Across the globe, shoppers are increasingly turning to the web to buy the things they need. Online shopping offers certain conveniences—from delivering your order right to your door to broad selection and low prices—that brick-and-mortar stores can't. But for certain categories, traditional retail stores still hold the cards.
The most popular e-commerce categories, not surprisingly, are non-consumable—durables and entertainment-related products. Almost half of global respondents in an online survey intend to purchase clothing or make airline or hotel reservations using an online device in the next six months. On the other hand the online market for buying groceries and other consumable products is comparatively smaller. The hands-on buying nature and perishability of these goods limits the usefulness and practicality of buying online.

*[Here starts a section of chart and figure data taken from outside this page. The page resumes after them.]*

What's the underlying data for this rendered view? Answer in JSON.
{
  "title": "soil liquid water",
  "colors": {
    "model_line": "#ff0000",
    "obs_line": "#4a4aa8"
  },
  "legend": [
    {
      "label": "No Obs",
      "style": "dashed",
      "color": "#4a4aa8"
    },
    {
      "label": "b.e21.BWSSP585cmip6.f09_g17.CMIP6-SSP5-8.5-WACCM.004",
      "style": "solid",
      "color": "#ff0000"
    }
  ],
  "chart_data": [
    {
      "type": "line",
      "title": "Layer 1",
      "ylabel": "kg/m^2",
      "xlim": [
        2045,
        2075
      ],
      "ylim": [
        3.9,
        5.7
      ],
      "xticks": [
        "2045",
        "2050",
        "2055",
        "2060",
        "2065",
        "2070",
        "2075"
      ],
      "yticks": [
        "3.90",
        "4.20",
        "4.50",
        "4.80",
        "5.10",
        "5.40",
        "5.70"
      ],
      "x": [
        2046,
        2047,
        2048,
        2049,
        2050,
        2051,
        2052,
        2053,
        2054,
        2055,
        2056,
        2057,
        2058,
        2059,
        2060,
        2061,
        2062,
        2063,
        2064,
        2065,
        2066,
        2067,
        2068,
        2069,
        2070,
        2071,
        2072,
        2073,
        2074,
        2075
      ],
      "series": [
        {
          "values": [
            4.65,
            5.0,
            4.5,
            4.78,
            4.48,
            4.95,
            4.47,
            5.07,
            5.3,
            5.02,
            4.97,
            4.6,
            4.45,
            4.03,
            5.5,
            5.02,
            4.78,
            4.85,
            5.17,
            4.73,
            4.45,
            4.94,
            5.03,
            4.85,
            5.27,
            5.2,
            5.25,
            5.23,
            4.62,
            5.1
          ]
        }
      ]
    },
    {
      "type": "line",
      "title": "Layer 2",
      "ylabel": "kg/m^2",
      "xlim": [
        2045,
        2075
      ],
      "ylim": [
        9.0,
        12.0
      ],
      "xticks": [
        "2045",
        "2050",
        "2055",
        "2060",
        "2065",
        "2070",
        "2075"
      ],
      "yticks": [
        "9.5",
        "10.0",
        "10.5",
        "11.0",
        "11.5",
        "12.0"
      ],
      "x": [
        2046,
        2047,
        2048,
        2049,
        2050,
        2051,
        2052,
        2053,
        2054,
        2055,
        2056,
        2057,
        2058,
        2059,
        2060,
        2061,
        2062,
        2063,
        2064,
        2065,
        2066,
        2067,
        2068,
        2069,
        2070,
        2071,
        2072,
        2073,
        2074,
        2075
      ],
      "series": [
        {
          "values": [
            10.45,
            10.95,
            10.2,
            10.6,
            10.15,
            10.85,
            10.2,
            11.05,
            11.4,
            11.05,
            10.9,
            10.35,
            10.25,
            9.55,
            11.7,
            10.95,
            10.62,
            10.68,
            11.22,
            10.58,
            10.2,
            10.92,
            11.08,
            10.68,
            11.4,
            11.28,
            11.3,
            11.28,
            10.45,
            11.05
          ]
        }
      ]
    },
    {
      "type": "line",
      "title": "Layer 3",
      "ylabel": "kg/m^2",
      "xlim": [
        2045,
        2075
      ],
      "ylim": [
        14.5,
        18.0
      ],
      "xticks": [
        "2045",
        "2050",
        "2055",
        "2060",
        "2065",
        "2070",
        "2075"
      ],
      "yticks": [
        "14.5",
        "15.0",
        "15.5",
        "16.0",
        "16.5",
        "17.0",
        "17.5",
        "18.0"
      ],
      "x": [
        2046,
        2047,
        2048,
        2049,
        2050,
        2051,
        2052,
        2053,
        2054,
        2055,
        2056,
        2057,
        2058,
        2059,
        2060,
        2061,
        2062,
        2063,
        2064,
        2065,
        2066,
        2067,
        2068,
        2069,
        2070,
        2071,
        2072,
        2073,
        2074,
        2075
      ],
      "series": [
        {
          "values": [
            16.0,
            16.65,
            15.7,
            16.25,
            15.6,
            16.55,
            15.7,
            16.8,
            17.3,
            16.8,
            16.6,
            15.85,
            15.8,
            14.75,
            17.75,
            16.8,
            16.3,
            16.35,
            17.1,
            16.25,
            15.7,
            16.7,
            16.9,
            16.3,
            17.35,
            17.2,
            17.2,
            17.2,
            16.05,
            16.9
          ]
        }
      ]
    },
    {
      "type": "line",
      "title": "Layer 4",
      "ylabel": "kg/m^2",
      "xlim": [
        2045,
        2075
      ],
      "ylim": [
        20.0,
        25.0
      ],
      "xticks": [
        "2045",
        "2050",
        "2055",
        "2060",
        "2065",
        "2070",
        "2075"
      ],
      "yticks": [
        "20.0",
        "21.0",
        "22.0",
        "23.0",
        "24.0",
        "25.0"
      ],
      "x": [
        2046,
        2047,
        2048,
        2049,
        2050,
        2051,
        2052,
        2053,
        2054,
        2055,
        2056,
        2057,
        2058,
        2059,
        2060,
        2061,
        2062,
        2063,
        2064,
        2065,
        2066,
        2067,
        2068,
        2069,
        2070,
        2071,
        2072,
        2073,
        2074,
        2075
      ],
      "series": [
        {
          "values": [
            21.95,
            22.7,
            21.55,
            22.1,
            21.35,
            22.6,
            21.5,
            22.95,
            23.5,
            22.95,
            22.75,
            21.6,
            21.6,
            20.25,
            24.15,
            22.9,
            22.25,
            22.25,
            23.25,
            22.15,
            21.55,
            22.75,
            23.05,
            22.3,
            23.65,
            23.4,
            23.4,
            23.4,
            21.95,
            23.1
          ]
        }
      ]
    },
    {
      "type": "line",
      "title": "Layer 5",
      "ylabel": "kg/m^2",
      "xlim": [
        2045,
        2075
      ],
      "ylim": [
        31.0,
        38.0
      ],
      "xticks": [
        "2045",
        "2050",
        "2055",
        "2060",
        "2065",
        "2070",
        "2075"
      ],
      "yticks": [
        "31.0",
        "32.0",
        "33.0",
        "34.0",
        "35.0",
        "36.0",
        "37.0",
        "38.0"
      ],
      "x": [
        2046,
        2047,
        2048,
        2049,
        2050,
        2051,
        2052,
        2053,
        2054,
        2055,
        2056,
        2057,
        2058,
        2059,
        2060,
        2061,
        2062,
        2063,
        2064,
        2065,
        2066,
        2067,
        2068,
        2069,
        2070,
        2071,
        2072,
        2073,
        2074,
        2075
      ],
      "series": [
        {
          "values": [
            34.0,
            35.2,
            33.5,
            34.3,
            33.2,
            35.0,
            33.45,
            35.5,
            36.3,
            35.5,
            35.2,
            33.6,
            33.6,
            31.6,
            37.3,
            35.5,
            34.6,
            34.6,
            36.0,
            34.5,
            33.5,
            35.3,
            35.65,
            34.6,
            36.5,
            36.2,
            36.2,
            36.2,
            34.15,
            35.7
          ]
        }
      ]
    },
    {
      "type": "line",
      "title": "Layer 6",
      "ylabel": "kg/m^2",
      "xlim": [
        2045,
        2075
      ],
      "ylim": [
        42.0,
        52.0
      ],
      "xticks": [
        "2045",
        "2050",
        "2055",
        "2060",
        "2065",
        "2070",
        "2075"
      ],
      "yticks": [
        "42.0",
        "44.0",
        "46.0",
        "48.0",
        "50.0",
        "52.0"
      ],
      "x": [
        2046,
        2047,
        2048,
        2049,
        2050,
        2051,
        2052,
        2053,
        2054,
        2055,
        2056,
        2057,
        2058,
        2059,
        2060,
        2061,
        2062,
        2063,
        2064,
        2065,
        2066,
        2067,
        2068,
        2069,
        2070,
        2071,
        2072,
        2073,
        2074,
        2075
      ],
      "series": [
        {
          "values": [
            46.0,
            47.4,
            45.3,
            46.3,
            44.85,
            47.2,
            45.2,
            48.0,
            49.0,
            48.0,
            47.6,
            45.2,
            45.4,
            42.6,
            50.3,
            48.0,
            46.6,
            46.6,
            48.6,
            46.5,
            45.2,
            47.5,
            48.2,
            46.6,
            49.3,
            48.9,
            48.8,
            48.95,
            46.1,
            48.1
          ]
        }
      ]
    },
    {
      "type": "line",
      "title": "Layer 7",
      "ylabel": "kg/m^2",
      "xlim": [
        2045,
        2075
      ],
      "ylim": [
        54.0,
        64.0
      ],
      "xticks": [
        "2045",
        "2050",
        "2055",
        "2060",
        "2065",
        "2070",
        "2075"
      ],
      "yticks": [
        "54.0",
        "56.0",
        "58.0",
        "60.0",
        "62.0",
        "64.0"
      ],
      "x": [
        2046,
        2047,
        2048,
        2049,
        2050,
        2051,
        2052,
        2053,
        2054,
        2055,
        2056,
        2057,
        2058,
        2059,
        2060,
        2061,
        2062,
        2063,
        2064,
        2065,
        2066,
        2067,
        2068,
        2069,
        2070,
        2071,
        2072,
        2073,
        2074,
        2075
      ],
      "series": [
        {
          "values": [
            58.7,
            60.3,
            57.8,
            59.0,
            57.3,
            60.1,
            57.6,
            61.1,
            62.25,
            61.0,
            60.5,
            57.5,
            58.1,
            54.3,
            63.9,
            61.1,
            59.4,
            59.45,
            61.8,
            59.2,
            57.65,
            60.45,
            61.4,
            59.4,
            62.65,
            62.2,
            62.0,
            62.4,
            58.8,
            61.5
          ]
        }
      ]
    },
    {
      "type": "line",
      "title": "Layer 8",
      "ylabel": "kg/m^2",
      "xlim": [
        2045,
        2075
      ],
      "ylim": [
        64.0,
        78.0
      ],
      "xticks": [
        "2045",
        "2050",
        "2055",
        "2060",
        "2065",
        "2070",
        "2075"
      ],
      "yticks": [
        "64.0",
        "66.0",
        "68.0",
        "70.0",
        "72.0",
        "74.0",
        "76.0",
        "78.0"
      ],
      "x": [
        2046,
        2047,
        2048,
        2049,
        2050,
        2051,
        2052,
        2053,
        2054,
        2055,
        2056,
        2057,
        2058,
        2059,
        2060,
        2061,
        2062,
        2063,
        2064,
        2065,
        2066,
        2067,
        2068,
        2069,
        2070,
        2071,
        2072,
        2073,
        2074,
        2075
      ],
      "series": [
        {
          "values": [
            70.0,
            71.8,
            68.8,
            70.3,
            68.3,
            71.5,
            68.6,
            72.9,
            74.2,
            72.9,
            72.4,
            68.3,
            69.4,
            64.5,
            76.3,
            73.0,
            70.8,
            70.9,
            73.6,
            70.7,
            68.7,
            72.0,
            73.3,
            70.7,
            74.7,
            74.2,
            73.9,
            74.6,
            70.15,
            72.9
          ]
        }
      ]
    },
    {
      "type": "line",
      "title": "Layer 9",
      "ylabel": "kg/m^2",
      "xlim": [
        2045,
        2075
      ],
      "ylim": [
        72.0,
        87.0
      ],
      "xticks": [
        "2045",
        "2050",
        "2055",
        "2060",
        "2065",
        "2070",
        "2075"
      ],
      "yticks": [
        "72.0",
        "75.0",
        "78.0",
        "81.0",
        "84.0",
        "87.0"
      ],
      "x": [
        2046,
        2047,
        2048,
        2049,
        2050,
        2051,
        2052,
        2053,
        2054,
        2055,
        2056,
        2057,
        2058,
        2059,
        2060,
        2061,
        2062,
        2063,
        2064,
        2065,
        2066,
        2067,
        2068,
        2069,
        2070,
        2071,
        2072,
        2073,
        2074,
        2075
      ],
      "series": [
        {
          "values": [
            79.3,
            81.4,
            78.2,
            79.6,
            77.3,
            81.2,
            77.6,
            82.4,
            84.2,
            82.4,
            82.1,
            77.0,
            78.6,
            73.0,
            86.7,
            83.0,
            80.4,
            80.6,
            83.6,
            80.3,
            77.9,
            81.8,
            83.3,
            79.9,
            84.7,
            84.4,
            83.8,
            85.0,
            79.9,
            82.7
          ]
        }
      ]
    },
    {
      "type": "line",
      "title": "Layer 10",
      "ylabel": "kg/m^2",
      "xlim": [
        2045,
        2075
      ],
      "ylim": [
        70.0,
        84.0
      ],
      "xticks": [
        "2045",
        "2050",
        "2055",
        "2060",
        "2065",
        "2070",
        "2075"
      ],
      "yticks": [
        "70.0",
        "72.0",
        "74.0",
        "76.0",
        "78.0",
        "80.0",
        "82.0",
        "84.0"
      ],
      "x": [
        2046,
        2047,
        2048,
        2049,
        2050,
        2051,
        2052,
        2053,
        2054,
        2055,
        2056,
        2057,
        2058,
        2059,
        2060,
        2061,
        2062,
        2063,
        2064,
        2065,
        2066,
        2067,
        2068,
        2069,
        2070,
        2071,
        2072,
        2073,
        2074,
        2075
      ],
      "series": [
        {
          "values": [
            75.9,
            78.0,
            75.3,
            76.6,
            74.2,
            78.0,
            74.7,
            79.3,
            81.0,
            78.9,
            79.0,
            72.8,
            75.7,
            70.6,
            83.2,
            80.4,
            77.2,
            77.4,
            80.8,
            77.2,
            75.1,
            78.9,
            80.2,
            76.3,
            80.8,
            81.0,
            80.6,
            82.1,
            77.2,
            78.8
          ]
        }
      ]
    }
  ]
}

Nevertheless, the global audience is willing and eager to shop the web. Online purchase intention rates have doubled in three years for 12 of 22 measured categories. While consumable categories will continue to trail non-consumable ones, the frequency of purchasing these products is increasing e-commerce's appeal. And beyond buying, digital is an increasingly important research and engagement platform.
When shopping for non-consumable goods where consumers typically have something in mind, there is mostly a one-to-one correlation between online searching and shopping. Consumable products have lower online browse/buy intention ratest than non-consumable ones, but surprisingly they boast just as strong browse-to-buy correlations.